BRIDGEPORT runs prisma migrate deploy automatically on every startup. If a migration fails:

  1. Check the error message in docker logs bridgeport
  2. Do not modify the database manually — this breaks Prisma’s migration state
  3. Restore your pre-upgrade backup if the migration corrupted data
  4. Pin the previous version until the issue is fixed upstream

For legacy databases (created before migration tracking was added), BRIDGEPORT automatically creates a migration baseline on first startup. This is a one-time operation and should not require intervention.


The MCP server is opt-in and off by default.
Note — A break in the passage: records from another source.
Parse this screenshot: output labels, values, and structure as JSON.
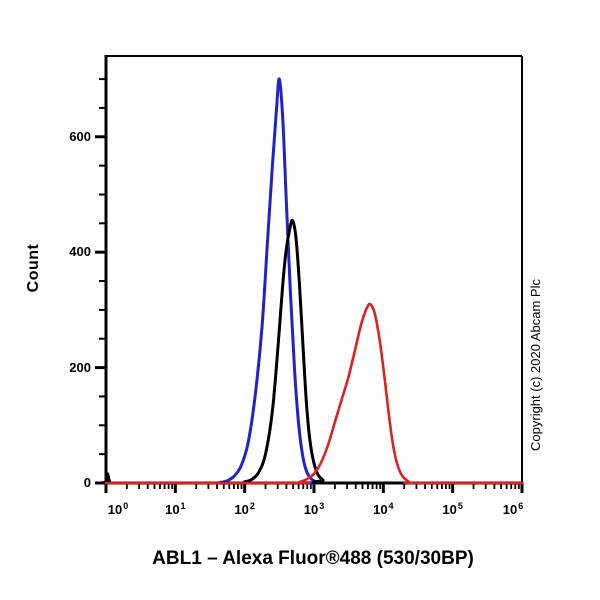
{
  "figure": {
    "title": "ABL1 – Alexa Fluor®488 (530/30BP)",
    "watermark": "Copyright (c) 2020 Abcam Plc",
    "background": "#ffffff"
  },
  "chart_data": {
    "type": "line",
    "subtype": "flow-cytometry-overlay-histogram",
    "title": "ABL1 – Alexa Fluor®488 (530/30BP)",
    "xlabel": "",
    "ylabel": "Count",
    "grid": false,
    "legend": false,
    "axis_color": "#000000",
    "x_scale": "log10",
    "xlim_log": [
      0,
      6
    ],
    "x_tick_base": "10",
    "x_tick_exponents": [
      "0",
      "1",
      "2",
      "3",
      "4",
      "5",
      "6"
    ],
    "ylim": [
      0,
      740
    ],
    "y_major_ticks": [
      0,
      200,
      400,
      600
    ],
    "y_minor_step": 50,
    "series": [
      {
        "name": "blue-histogram",
        "color": "#2222cc",
        "stroke_width": 3,
        "peak": {
          "x_approx": 320,
          "count": 700
        },
        "points_log_count": [
          [
            0,
            0
          ],
          [
            1.5,
            0
          ],
          [
            1.65,
            1
          ],
          [
            1.75,
            4
          ],
          [
            1.85,
            12
          ],
          [
            1.95,
            30
          ],
          [
            2.05,
            70
          ],
          [
            2.15,
            150
          ],
          [
            2.25,
            270
          ],
          [
            2.33,
            420
          ],
          [
            2.4,
            550
          ],
          [
            2.46,
            650
          ],
          [
            2.5,
            700
          ],
          [
            2.55,
            630
          ],
          [
            2.6,
            490
          ],
          [
            2.66,
            330
          ],
          [
            2.72,
            195
          ],
          [
            2.78,
            100
          ],
          [
            2.84,
            45
          ],
          [
            2.9,
            18
          ],
          [
            2.97,
            6
          ],
          [
            3.06,
            1
          ],
          [
            3.15,
            0
          ],
          [
            6,
            0
          ]
        ]
      },
      {
        "name": "black-histogram",
        "color": "#000000",
        "stroke_width": 3,
        "peak": {
          "x_approx": 490,
          "count": 455
        },
        "points_log_count": [
          [
            0,
            0
          ],
          [
            0.02,
            16
          ],
          [
            0.05,
            3
          ],
          [
            0.09,
            0
          ],
          [
            1.9,
            0
          ],
          [
            2.0,
            2
          ],
          [
            2.1,
            6
          ],
          [
            2.2,
            18
          ],
          [
            2.3,
            50
          ],
          [
            2.4,
            125
          ],
          [
            2.48,
            235
          ],
          [
            2.55,
            345
          ],
          [
            2.6,
            405
          ],
          [
            2.65,
            440
          ],
          [
            2.69,
            455
          ],
          [
            2.74,
            425
          ],
          [
            2.79,
            345
          ],
          [
            2.84,
            240
          ],
          [
            2.89,
            140
          ],
          [
            2.94,
            75
          ],
          [
            3.0,
            34
          ],
          [
            3.06,
            14
          ],
          [
            3.13,
            5
          ],
          [
            3.22,
            0
          ],
          [
            6,
            0
          ]
        ]
      },
      {
        "name": "red-histogram",
        "color": "#dd2222",
        "stroke_width": 2.6,
        "peak": {
          "x_approx": 6500,
          "count": 310
        },
        "points_log_count": [
          [
            0,
            0
          ],
          [
            2.7,
            0
          ],
          [
            2.8,
            2
          ],
          [
            2.9,
            7
          ],
          [
            3.0,
            16
          ],
          [
            3.1,
            35
          ],
          [
            3.2,
            65
          ],
          [
            3.3,
            105
          ],
          [
            3.4,
            145
          ],
          [
            3.5,
            185
          ],
          [
            3.6,
            235
          ],
          [
            3.68,
            275
          ],
          [
            3.75,
            300
          ],
          [
            3.81,
            310
          ],
          [
            3.88,
            292
          ],
          [
            3.95,
            245
          ],
          [
            4.02,
            180
          ],
          [
            4.08,
            118
          ],
          [
            4.14,
            66
          ],
          [
            4.2,
            33
          ],
          [
            4.27,
            13
          ],
          [
            4.36,
            3
          ],
          [
            4.45,
            0
          ],
          [
            6,
            0
          ]
        ]
      }
    ]
  }
}
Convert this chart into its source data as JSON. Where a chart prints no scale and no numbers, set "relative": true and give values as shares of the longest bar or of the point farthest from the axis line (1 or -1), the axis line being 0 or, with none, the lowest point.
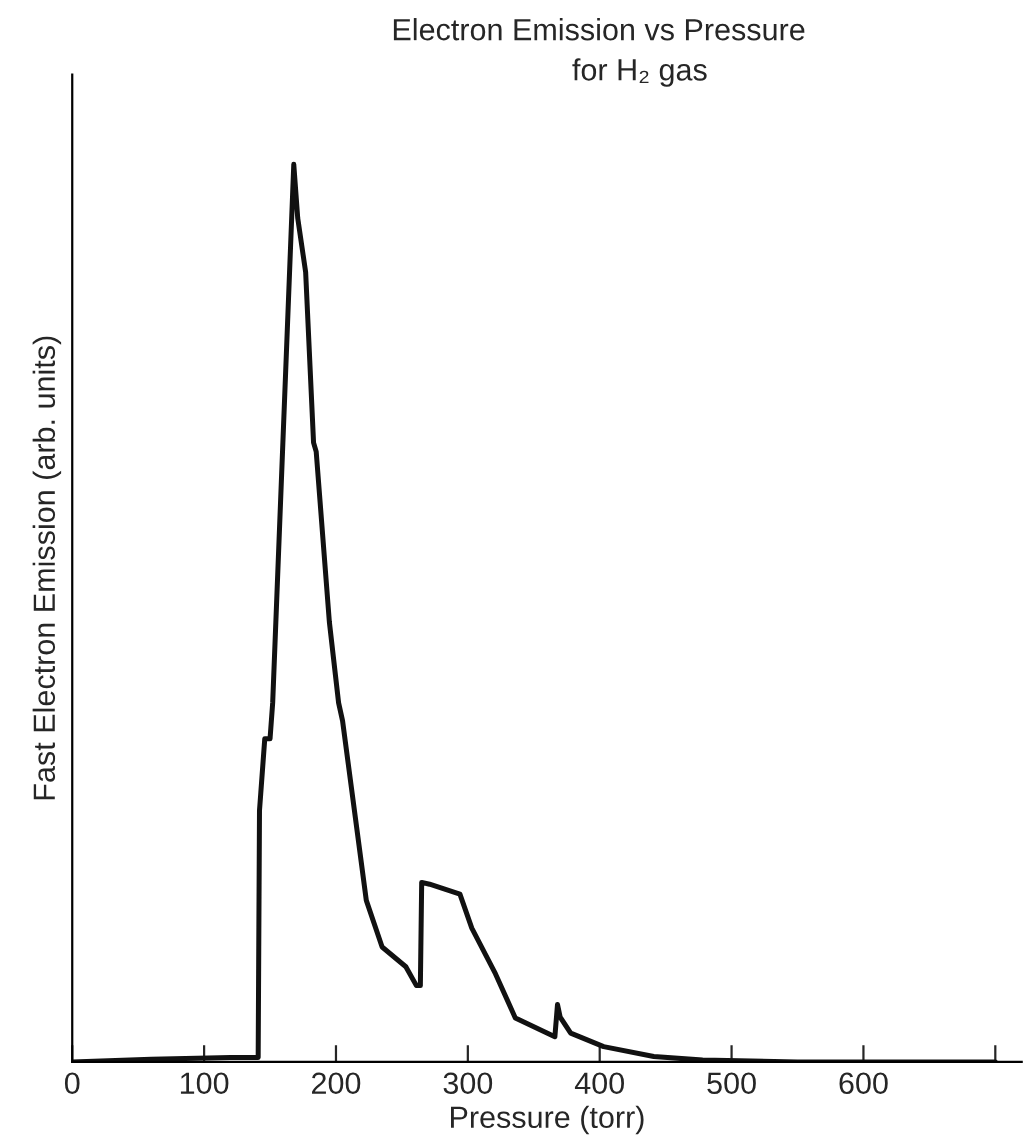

Common issues when connecting an AI agent:

The route is only registered when MCP is enabled. Verify:

  1. MCP_ENABLED is set to true or 1 — it is strict-parsed, so false, 0, an empty string, or any other value keeps it disabled.
  2. The container was restarted after setting it (it’s a deployment-level env var, not a runtime toggle).
  3. Check the boot logs: docker logs bridgeport 2>&1 | grep -i mcp.

You can confirm status without a client at Admin > MCP Server (/admin/mcp), which shows the live enabled/disabled badge and the endpoint URL.

Client connects but sees no tools (or fewer than expected)

Section titled “Client connects but sees no tools (or fewer than expected)”

The tools advertised to a session are derived from the token’s role and environment scope:

  • A viewer token sees read tools only. Write tools (deploy_service, restart_deployment, …) require an operator/admin token (services:write).
  • An environment-scoped token sees only the tools backed by environment routes — every global-route tool (all write tools, plus global reads like get_server) is hidden because it would always return FORBIDDEN_SCOPE. For the full surface, use an all-environments token.
  • Call the get_capabilities tool to see the exact scopes and tool list your token resolved to.

Client can’t reach /mcp through a reverse proxy

Section titled “Client can’t reach /mcp through a reverse proxy”

If the transport rejects the request, check MCP_ALLOWED_HOSTS: when set, the request Host header must match one of the listed public hostnames (DNS-rebinding protection). It is distinct from HOST (the socket bind address). Ensure TLS terminates at the proxy and the bearer token travels only over HTTPS.

See the MCP Server Reference for client setup and the full tool/scope reference.


If you lose your MASTER_KEY, all encrypted data becomes irrecoverable:

  • All secrets
  • SSH keys for every environment
  • Registry credentials
  • SMTP passwords
  • Slack webhook URLs
  • Spaces secret keys

What still works: Servers, services, environments, config files, users, metrics, audit logs, deployment history, and all other unencrypted data.

Recovery steps:

  1. Generate a new key: openssl rand -base64 32
  2. Update .env with the new MASTER_KEY
  3. Restart BRIDGEPORT
  4. Re-create all encrypted resources (SSH keys, secrets, registry credentials, SMTP config)

See Backup & Restore > Lost MASTER_KEY for detailed steps.